The West Baltimore Ducks are headed to the national championship game in Florida.

Youth football coach Curtis Covington hopes the West Baltimore Ducks, a youth football team which recently captured the state and regional football championship, can provide relief for a city going through its share of problems.

The Ducks, who range in age from 9 to 11, are preparing to travel to Kissimmee, Florida on Dec. 5 in hopes of claiming the American Youth Football Title in the cadet division. West Baltimore will perform in a week-long tournament that will ultimately determine the best youth football in the country.

Like any good coach, Covington gave his boys a strong speech before their trip, letting them know that they are representing Baltimore City, and how the outside world will look at them.

“When you get down there, everyone is going to say ‘Ya’ll from Baltimore, thats ‘The Wire,’ and that will mostly come from other teams’ parents and coaches,” Covington told the team.

“We’re going to show them that Baltimore is more than just ‘The Wire.’”

Covington is a long-time successful little league coach. Before coming to the Ducks he won a national title with the Forest Park Black Hawks little league program; now he’s looking to build a winner with the up-and-coming West Baltimore Ducks, but it wasn’t an easy road.

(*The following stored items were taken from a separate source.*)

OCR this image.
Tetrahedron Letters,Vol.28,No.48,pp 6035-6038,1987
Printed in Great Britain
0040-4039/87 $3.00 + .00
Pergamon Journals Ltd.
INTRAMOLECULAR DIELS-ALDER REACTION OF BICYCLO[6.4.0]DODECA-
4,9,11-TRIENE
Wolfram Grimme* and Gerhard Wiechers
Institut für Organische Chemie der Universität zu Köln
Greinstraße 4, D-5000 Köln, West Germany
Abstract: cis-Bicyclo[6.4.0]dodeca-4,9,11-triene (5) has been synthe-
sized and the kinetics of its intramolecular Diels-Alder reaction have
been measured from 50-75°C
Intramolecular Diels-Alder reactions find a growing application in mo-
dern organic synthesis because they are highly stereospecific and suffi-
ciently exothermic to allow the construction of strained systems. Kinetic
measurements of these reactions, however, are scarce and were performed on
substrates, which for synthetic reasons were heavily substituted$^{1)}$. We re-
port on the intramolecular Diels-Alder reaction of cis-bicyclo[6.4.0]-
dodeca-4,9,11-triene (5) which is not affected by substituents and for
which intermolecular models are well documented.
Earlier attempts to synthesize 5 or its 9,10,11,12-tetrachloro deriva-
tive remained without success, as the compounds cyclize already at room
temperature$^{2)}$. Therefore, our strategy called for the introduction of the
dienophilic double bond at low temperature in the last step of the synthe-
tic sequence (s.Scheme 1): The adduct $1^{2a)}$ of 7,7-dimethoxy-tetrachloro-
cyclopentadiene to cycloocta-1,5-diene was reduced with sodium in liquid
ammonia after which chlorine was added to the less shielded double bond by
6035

In 2013, the Ducks made it as far as to the area championship but lost to another Baltimore powerhouse program, the Parkside Warriors. The Ducks would go on to defeat Parkside this year to advance to the state championship.

Covington uses a no-huddle style offense that is very similar to what most colleges, high schools and even pro teams are running. West Baltimore’s offense includes hand signals, and signage similar to what the Oregon Ducks used to reach the NCAA National Champion game last year.

The Ducks finished the season without a loss.

This isn’t the first time the West Baltimore program has had one of their teams advance to the National tournament in Florida. The founder of the program, Henry Sherod, said the age 10-12 team made it down to Florida two years ago.

“It’s hard being a kid these days in Baltimore City because it’s so much against them,” Covington said about keeping his kids focused and away from the ills of the turbulent west Baltimore neighborhoods. “We just want them to be leaders. So for us to get out of Baltimore for a few , and compete for a national championship, hopefully it will change their life.”

Eleven-year old quarterback Hakeem Wright is one of the kids who has the potential to be a great prospect. Only in his second year playing quarterback, Hakeem has led the Ducks to an undefeated record while commanding the fast-pace Oregon style offense.

“My five-year plan is to make it to college and finish school, just in case I don’t make it to the , so I can be a lawyer or a doctor,” Wright said.

Besides having a strong arm with some accuracy, Hakeem also has a 3.5 GPA in school.

Sherod lives in Prince George’s County, Md. and works in Washington D.C. but continues to come to his old Baltimore City neighborhoods to teach kids how to play football and how to be great men.

For the Ducks, it’s not just about winning  a football game – to them, it’s about helping change the perception while creating great memories for the future of Baltimore City.